There Are No Bans on Entering Iran; Wanted List Exists
President Rouhani had promised during his election campaign that he would facilitate the return of Iranians who had left the country. He continued to express this goal even after he was sworn in and after the first joint session of the cabinet and the Majlis announced, “One of our capital resources are the Iranians living outside the country. The Majlis and the government should work together to facilitate their return.” This message was even published on his Twitter account and was widely circulated.
When he was in the US to attend the annual UN General Assembly meeting also Rouhani met with a group of Iranians and stressed that “The administration of foresight and hope (the name he has given to his administration) views it as its duty to facilitate the travel of Iranians to their homeland. It is the natural right of every Iranian to visit his motherland. We do not have the right to deny an Iranian the right to visit his homeland.” When he said, “Iran belongs to Iranians. It belongs to all Iranians. The government is not their guardian. If I wanted to convey your message to Iran perhaps the most important one would be to say that visiting Iran is our natural right,” the attendees displayed an unusual show of enthusiasm.
A month after these remarks, Ghashghavi announced the creation of a special committee for the return of political activists to Iran.
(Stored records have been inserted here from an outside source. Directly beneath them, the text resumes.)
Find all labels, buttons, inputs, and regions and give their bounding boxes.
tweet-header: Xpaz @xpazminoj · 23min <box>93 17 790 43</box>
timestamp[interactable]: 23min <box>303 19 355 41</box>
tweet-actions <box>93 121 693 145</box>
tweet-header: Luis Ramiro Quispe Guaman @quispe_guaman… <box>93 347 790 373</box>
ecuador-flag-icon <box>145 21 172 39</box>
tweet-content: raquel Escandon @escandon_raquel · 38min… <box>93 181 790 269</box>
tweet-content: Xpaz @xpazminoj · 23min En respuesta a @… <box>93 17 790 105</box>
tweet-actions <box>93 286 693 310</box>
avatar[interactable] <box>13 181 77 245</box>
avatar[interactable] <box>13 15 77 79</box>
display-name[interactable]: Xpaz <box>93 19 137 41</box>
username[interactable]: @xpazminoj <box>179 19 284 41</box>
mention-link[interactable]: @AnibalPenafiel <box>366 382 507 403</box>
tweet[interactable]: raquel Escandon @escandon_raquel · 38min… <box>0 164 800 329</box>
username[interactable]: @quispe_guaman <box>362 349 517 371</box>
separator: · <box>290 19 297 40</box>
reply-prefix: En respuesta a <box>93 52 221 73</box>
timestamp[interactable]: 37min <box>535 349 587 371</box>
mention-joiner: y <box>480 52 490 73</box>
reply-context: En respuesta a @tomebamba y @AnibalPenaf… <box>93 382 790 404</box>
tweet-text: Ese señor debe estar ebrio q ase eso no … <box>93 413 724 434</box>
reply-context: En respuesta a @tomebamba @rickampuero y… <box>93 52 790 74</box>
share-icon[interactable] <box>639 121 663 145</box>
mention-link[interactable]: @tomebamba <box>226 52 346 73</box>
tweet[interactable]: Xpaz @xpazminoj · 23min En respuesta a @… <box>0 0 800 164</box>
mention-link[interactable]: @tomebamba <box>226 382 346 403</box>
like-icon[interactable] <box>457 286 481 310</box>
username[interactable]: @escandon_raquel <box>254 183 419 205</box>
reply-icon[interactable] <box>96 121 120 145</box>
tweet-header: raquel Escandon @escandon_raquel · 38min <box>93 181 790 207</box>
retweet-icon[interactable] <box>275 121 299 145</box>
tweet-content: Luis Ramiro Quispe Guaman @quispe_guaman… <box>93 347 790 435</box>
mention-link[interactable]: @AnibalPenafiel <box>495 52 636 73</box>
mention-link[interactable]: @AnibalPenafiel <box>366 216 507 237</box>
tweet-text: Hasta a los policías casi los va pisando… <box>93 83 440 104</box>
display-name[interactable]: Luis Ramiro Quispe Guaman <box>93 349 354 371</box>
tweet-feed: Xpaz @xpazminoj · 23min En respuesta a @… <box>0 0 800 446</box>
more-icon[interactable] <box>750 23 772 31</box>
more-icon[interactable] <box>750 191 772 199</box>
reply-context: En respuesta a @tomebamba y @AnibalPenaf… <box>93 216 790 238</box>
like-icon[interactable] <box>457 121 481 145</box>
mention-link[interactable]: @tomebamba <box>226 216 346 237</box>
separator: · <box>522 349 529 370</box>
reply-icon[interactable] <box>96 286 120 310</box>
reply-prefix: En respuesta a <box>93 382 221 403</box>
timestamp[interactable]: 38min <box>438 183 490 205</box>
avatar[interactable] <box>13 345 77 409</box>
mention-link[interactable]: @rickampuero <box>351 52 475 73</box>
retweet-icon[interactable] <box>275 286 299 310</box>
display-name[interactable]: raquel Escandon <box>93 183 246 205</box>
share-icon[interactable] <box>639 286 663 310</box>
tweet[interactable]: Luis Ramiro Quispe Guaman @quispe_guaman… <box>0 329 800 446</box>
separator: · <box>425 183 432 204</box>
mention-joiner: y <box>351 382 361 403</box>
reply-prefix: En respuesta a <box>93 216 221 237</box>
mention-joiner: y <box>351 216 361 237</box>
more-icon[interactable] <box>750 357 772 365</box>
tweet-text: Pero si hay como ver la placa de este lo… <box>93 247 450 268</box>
According to him, the group comprised of representatives from different government agencies, including those of intelligence and foreign affairs.
The judiciary branch of government has also announced that any person who has committed a crime is a wanted individual who will be arrested and prosecuted on his return, and that there is no list that bans any Iranians from returning to their country. Its spokesperson, Gholam-Hossein Mohseni Ejei has also expressly declared that any person who committed crimes against people or the regime during the 2009 events would be arrested on their return.